It’s a bucket-list destination but, as Jo Kessel finds on a cruise with Hurtigruten, visiting Antarctica is now accessible to most travellers with a sense of adventure
Sailing across the Southern Ocean, I’m eating lunch when a man on the table next to me points out the window and cries: “Iceberg!” I rush to the promenade deck for a closer look. The berg is the height of a skyscraper, jutting out of the sea. Cameras snap; passengers gasp; excitement is palpable.
An hour later, I see humpback whales blowing just metres from the ship, and an albatross swooping behind the stern. Then an expedition team-member rushes on deck with binoculars to confirm other sightings, including penguins. All this, and we’ve not even reached our destination. I’m on a 13-day expedition cruise to the seventh and least visited continent, Antarctica, and it’s proving to be the most unique holiday of my life.
Antarctica is a magnet for adventurous travellers craving something different. Its physical isolation makes it time-consuming to reach, so the journey there is broken up.

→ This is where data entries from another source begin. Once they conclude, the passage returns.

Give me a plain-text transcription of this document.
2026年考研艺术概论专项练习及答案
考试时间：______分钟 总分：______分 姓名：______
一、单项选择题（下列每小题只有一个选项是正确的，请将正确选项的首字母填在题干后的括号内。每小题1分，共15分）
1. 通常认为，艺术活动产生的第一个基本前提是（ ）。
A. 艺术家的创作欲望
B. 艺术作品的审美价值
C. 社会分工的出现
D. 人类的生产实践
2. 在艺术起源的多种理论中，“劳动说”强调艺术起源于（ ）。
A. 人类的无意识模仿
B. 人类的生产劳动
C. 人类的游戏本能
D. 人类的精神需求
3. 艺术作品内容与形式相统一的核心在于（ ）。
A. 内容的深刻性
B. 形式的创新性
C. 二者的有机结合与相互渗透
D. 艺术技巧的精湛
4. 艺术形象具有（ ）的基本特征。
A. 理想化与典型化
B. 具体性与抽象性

First it’s a 24-hour stopover in Buenos Aires to soak up some Evita history, Argentinian steak and Malbec. Next, a three-hour flight to Ushuaia (the southernmost city in the world) to board Hurtigruten’s 500-passenger expedition ship Midnatsol. Then there’s 36 hours at sea – crossing the infamous Drake Passage, a rough stretch of water separating South America from Antarctica.